Dad’s Urn – Part 5

  • Originally published June 18, 2018.

Here are today’s instruments of construction.

There are sharp chisels, my dovetail saw, my marking gauge, some squares, and a divider.

The front is in the vise ready for the tail part of the dovetails.

The first step is to cut precisely next to the lines I drew yesterday. This is done with a dovetail saw, a very exacting tool with a fine cut.

Real precision takes some practice. I’ve been working hard on doing these for well over a year. I’m starting to make fewer mistakes.

Once the sides are cut then the waste is cut and chopped out. Then I carefully trim them so the tails are all square.

Now comes the hard part. The side pieces have to have corresponding pins cut that are the exact right shape.

I start working on the pins by clamping the tails to the sides.

Then I use a marking knife to scribe the pins using the tails as the template.

If I’m precise with this step then we have perfect pins marked out.

The next step is to draw lines down from the top of the pins that start from the scribed lines.

Notice that I mark the section of wood that will be removed. This is a habit gained from getting tired and confused, and cutting the wrong part. It happens to almost every woodworker at some point.

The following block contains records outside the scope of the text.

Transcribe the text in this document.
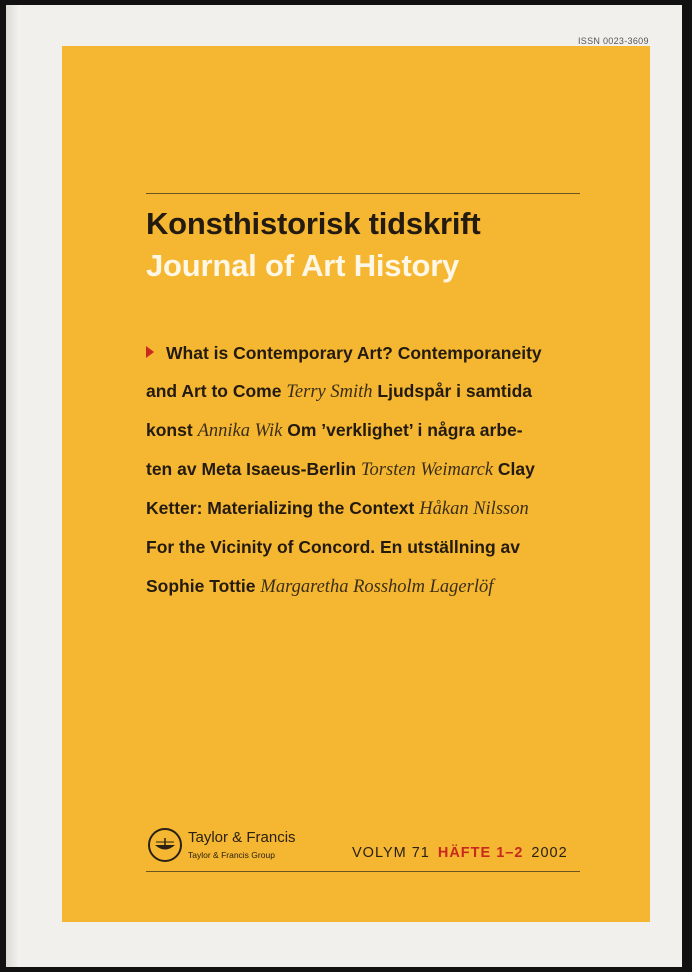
ISSN 0023-3609
Konsthistorisk tidskrift
Journal of Art History
What is Contemporary Art? Contemporaneity
and Art to Come Terry Smith Ljudspår i samtida
konst Annika Wik Om ’verklighet’ i några arbe-
ten av Meta Isaeus-Berlin Torsten Weimarck Clay
Ketter: Materializing the Context Håkan Nilsson
For the Vicinity of Concord. En utställning av
Sophie Tottie Margaretha Rossholm Lagerlöf
Taylor & Francis
Taylor & Francis Group	VOLYM 71 HÄFTE 1–2 2002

Then I use my dad’s coping saw to cut out the waste of the pins. The cut is above the guide lines and can be fast and sloppy.

Now we have pins that are close to the right size and are ready for sharp chisels to go to work.

First, I clear out the rest of the waste left by the coping saw. This is done carefully to preserve the guideline.

Fitting the pins to the tails can be tricky. The closer to the lines you cut the less you need to trim, but the higher the risk of cutting too much.

The pins are carefully trimmed with chisels. Once the tails start to fit into the pins then tiny pieces of wood are pared away and the tails start going farther into the pins.

When they tapped into place with very little force it’s time to trim the bottom of the pins for a tight joint.

Now I just have to repeat this for the other three corners of the box. This is a very satisfying joint that is strong and looks great. It’s been used in woodworking for hundreds of years.